Glial fibrillary acidic protein and S-100 colocalization in the enteroglial cells in dilated and nondilated portions of colon from chagasic patients

Alexandre B M da Silveira, Michelle A R Freitas, Enio C de Oliveira, Salustiano G Neto, Alejandro O Luquetti, John B Furness, Rodrigo Correa-Oliveira, Débora d'Avila Reis
Human Pathology 2009, 40 (2): 244-51
After acute immunoreactive infestation with the Chagas' disease parasite, Trypanosoma cruzi, some patients develop chronic megacolon, whereas others remain asymptomatic. Chronic chagasic patients with gastrointestinal involvement exhibit inflammation and degeneration of enteric neurons. Our hypothesis is that enteric glial cells may be involved in the modulation of enteric inflammatory responses or even control the colon's dilatation. The aims of this study were to characterize the phenotype of enteric glial cells according to the expression of S-100 and glial fibrillary acidic protein and to look for correlation between these data and the neuronal loss in the colon of chagasic patients. We studied both dilated and nondilated portions of chagasic megacolon. We used a pan-enteric glial cell marker (anti-S-100), a subpopulation enteric glial cell marker (anti-glial fibrillary acidic protein), and a pan-neuronal marker (anti-Human protein C and protein D) with double-labeled sheets using a confocal microscope.

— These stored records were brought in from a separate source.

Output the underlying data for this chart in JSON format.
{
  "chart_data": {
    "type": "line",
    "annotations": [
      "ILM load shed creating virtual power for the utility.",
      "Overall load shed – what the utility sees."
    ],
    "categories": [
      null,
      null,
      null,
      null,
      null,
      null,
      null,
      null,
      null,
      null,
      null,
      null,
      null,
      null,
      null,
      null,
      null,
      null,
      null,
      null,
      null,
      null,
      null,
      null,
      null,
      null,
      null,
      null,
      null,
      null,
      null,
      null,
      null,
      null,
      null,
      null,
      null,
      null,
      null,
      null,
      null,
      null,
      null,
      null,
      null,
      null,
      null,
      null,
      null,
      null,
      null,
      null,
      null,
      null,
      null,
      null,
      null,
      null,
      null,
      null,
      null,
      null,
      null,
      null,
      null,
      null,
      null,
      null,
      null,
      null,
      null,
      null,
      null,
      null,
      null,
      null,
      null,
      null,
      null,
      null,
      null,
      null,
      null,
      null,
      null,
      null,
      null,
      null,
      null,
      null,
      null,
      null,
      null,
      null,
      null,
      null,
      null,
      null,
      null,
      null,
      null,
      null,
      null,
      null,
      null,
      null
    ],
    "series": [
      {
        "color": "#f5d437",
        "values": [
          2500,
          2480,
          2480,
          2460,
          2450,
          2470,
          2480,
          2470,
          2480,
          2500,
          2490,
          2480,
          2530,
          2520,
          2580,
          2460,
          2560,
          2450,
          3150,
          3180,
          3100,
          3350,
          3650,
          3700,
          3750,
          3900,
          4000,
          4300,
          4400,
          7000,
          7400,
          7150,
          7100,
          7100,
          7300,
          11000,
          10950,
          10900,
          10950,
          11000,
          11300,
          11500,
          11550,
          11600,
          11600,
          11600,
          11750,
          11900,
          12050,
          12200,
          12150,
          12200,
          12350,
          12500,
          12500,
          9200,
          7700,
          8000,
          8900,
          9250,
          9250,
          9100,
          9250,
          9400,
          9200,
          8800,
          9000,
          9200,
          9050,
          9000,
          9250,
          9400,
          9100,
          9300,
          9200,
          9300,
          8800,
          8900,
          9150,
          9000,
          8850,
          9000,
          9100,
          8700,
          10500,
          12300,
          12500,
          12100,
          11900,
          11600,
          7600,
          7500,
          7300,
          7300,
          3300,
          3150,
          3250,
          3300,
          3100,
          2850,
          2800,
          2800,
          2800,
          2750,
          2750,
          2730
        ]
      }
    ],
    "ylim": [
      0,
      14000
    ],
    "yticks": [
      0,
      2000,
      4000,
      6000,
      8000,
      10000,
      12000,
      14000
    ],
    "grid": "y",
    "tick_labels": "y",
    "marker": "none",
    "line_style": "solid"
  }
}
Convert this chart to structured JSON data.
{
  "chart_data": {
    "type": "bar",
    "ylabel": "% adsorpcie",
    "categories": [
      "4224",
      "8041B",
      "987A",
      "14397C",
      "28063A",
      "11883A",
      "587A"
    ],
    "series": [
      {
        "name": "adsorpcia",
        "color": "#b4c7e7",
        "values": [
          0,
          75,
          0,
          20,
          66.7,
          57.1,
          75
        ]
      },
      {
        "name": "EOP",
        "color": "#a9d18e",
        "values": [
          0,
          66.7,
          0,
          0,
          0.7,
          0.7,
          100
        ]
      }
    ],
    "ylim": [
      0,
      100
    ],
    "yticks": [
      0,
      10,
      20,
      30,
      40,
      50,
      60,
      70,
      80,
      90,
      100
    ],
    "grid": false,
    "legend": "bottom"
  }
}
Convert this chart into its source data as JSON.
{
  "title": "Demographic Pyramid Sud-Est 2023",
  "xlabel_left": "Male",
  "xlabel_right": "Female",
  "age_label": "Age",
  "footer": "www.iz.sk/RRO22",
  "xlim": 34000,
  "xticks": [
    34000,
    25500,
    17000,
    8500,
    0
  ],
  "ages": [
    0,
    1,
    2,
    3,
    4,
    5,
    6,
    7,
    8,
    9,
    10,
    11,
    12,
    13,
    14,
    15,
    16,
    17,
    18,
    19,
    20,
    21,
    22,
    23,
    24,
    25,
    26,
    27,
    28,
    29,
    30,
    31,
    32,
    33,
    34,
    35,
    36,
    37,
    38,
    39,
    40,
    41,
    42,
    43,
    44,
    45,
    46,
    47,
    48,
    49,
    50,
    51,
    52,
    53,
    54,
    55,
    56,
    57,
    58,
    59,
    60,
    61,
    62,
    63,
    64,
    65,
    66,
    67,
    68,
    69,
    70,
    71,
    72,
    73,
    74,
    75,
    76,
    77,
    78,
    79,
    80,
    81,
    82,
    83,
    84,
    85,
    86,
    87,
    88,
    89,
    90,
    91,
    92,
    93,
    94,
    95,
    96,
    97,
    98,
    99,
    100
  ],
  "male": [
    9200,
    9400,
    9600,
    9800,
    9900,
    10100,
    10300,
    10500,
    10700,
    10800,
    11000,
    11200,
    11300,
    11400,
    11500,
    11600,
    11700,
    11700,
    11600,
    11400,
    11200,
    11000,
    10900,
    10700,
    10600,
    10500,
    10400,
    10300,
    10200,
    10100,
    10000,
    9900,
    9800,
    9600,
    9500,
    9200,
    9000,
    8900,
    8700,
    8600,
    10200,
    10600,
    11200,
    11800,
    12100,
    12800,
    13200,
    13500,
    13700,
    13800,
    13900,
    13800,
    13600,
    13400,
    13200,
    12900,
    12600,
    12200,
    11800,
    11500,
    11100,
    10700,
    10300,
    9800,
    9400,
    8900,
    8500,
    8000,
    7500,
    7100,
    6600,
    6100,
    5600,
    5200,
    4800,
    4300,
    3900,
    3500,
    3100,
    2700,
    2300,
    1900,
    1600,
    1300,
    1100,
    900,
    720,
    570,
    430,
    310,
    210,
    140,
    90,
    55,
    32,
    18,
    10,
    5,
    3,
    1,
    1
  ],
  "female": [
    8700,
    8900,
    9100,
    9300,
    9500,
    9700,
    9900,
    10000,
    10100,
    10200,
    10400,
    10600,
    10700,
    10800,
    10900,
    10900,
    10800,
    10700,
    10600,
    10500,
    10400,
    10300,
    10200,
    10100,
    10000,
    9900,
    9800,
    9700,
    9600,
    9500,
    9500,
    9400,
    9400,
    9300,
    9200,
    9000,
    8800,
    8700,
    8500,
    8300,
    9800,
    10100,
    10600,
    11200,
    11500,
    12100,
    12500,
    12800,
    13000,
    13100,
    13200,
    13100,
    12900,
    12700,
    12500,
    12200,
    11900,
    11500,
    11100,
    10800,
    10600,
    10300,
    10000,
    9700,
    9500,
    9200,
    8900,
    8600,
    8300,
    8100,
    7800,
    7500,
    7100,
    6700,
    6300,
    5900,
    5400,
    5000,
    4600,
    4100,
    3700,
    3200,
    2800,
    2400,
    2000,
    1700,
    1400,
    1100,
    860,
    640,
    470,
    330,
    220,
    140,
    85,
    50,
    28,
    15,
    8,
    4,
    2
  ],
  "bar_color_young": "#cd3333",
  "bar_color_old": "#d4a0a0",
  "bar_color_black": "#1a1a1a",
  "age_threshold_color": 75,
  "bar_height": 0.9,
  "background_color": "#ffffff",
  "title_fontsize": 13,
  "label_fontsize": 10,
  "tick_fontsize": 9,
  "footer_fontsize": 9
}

Our results demonstrate that neuronal loss is similar in dilated and nondilated portions of chagasic megacolon. Moreover, the results indicate that neuronal destruction present in chagasic megacolon is preceded by glial component loss. The nondilated portion of chagasic megacolon exhibited increased expression of glial fibrillary acidic protein comparable with the dilated portion and also to the noninfected group. Our results suggest that glial fibrillary acidic protein enteric glial cells prevent dilatation of the organ and protect the enteric nervous system against the inflammatory process and neuronal destruction, preventing the destruction from expanding to unaffected areas of the colon.